Identification of new lesions should unequivocally demonstrate a metastatic deposit. In order to be certain this is the case, baseline anatomic scanning is required to detect the presence of disease in all areas likely to be the site of metastases based on what is known about the tumor being evaluated.

Most problematic is establishing progression in disease that is detectable, but not measurable. Assessing a worsening of disease burden, such as disease-related symptoms, from a nonmeasurable baseline, is a largely subjective determination. Efforts should be directed at creating an operational definition of progression of nonmeasurable disease. Commonly, these will be imaging studies at lesion sites difficult to quantify and/or evidence of adverse events related to disease. The additional data elements identified should be relevant to the disease setting, clearly understood, collected in case report forms, and appropriately included in the analysis plan. Optimally, these elements would lend themselves to independent verification.
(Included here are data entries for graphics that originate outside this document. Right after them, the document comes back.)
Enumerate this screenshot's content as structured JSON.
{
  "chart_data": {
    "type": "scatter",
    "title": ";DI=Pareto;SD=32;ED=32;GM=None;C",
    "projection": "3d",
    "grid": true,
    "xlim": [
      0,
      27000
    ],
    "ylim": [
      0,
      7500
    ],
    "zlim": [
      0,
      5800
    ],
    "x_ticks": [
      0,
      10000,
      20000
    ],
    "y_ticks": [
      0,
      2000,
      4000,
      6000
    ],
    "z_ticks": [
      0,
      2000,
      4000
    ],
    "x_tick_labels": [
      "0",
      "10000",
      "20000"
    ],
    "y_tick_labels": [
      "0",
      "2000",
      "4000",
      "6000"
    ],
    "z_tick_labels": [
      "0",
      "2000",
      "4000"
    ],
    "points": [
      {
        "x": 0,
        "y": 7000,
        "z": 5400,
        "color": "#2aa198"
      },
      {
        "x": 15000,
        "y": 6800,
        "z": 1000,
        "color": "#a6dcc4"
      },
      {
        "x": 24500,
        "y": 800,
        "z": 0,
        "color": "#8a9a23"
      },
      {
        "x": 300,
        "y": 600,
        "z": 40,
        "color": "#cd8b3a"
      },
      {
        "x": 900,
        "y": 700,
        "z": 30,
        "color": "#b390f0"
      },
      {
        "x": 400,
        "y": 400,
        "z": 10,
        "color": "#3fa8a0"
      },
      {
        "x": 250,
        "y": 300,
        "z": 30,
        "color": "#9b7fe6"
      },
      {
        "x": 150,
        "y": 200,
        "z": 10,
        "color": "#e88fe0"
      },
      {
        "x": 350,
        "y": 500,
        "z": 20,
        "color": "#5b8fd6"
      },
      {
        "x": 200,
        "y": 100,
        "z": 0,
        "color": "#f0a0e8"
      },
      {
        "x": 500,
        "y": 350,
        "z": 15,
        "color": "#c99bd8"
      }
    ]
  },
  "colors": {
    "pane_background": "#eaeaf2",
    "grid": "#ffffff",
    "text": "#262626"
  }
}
If changes indicating disease progression are equivocal, Dancey et al.,³ recommend, when medically possible, that the patient remain on study until progression is unequivocal. At that time, a decision would need to be made as to whether the progression date is backdated to the first equivocal finding or recorded as the date of the unequivocal determination. Of note, measurement variability will generally not lead to study bias since it occurs in all treatment arms of the study. It is, however, likely to lead to failure to identify changes in disease status that result from use of a new drug.